4.3 A. The patient exhibits the classic symptoms of scurvy, a deficiency in vitamin C. In addition to being an important biologic antioxidant, ascorbic acid is required for the hydroxylation of proline and lysine residues of procollagen in the synthesis of collagen. A deficiency leads to defects in collagen synthesis, which adversely affects the intercellular cement substances in connective tissue, bones, and dentin.

4.4 D. The fetus needs a constant supply of cofactors for normal development. Folic acid supplements of 400 μg/day prior to conception have been shown to decrease the incidence of neural tube defects such as spina bifida.

BIOCHEMISTRY PEARLS

Folate (folic acid) is an essential vitamin that, in its active form of tetrahydrofolate, transfers 1-carbon groups to intermediates in metabolism and plays an important role in DNA synthesis.

THF is necessary for the de novo synthesis of purines and the conversion of dUMP to dTMP.

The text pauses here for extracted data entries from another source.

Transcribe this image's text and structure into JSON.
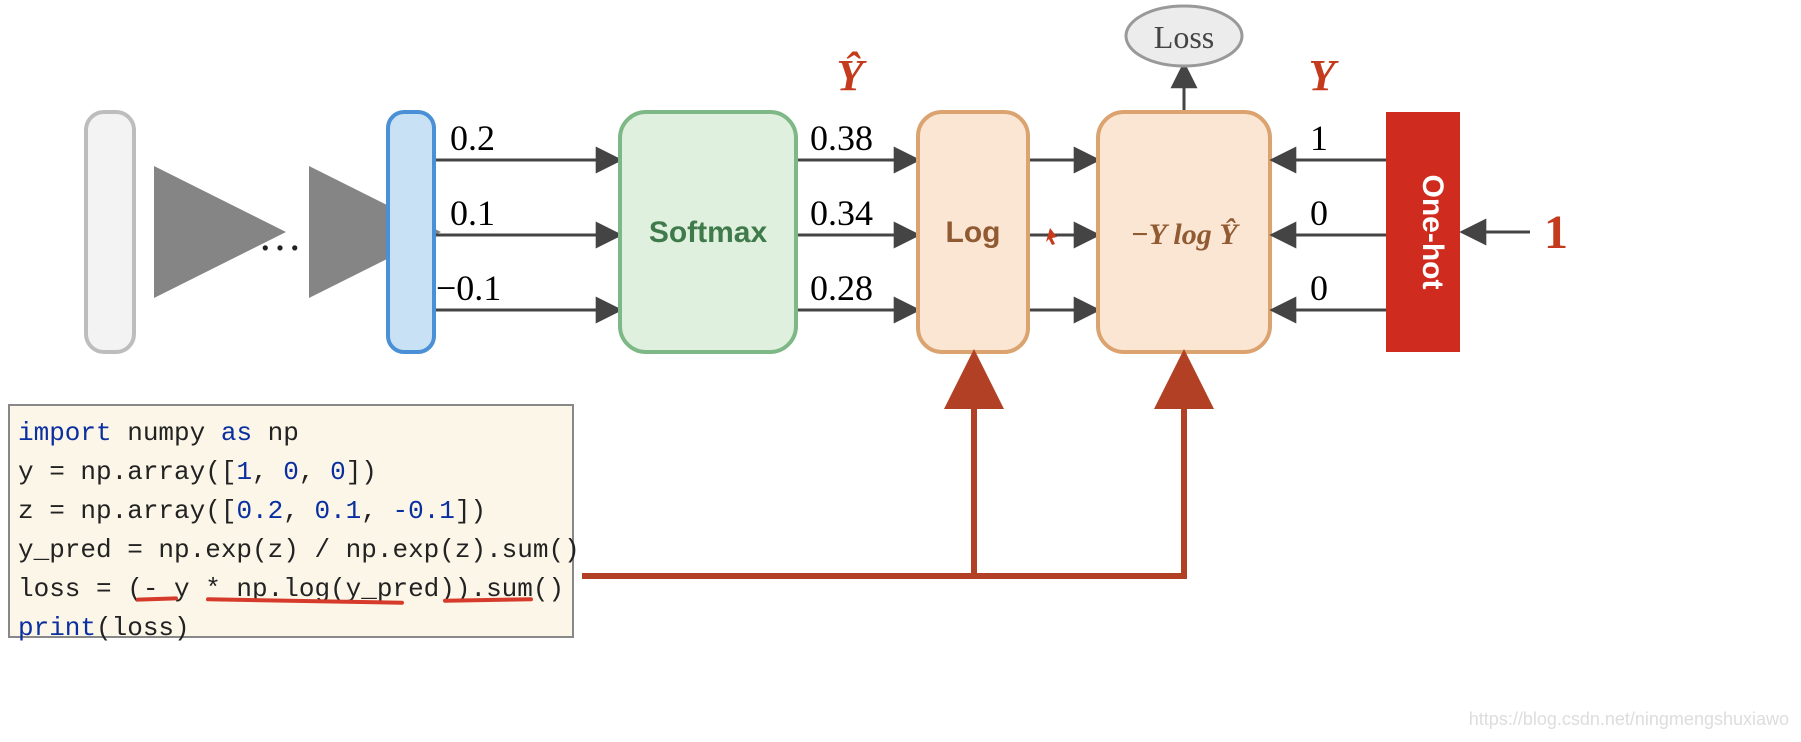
{
  "labels": {
    "ellipsis": "…",
    "yhat": "Ŷ",
    "y": "Y",
    "softmax": "Softmax",
    "log": "Log",
    "ylogy": "−Y log Ŷ",
    "loss": "Loss",
    "onehot": "One-hot",
    "input_one": "1"
  },
  "logits": [
    "0.2",
    "0.1",
    "−0.1"
  ],
  "probs": [
    "0.38",
    "0.34",
    "0.28"
  ],
  "target": [
    "1",
    "0",
    "0"
  ],
  "code": {
    "l1a": "import",
    "l1b": " numpy ",
    "l1c": "as",
    "l1d": " np",
    "l2a": "y = np.array([",
    "l2b": "1",
    "l2c": ", ",
    "l2d": "0",
    "l2e": ", ",
    "l2f": "0",
    "l2g": "])",
    "l3a": "z = np.array([",
    "l3b": "0.2",
    "l3c": ", ",
    "l3d": "0.1",
    "l3e": ", ",
    "l3f": "-0.1",
    "l3g": "])",
    "l4": "y_pred = np.exp(z) / np.exp(z).sum()",
    "l5": "loss = (- y * np.log(y_pred)).sum()",
    "l6a": "print",
    "l6b": "(loss)"
  },
  "watermark": "https://blog.csdn.net/ningmengshuxiawo"
}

The major metabolic perturbation in folate deficiency occurs in megaloblastic anemia.

REFERENCES

Devlin TM, ed. Textbook of Biochemistry with Clinical Correlations. 7th ed. New York: Wiley-Liss; 2010.

Frenkel EP, Yardley DA. Clinical and laboratory features and sequelae of deficiency of folic acid (folate) and vitamin B₁₂ (cobalamin) in pregnancy and gynecology. Hematol Oncol Clin North Am. 2000;14(5):1079-1100.

Lin Y, Dueker SR, Jones AD, et al. Quantitation of in vivo human folate metabolism. Am J Clin Nutr. 2004;80(3):680-691.

Que A, et al. Identification of an intestinal folate transporter and the molecular basis for hereditary folate malabsorption. Cell. 2006;127(5):917-928.

Murray RK, Bender DA, Botham KM, et al, eds. Harper’s Illustrated Biochemistry. 29th ed. New York: Lange Medical Books/McGraw-Hill; 2012.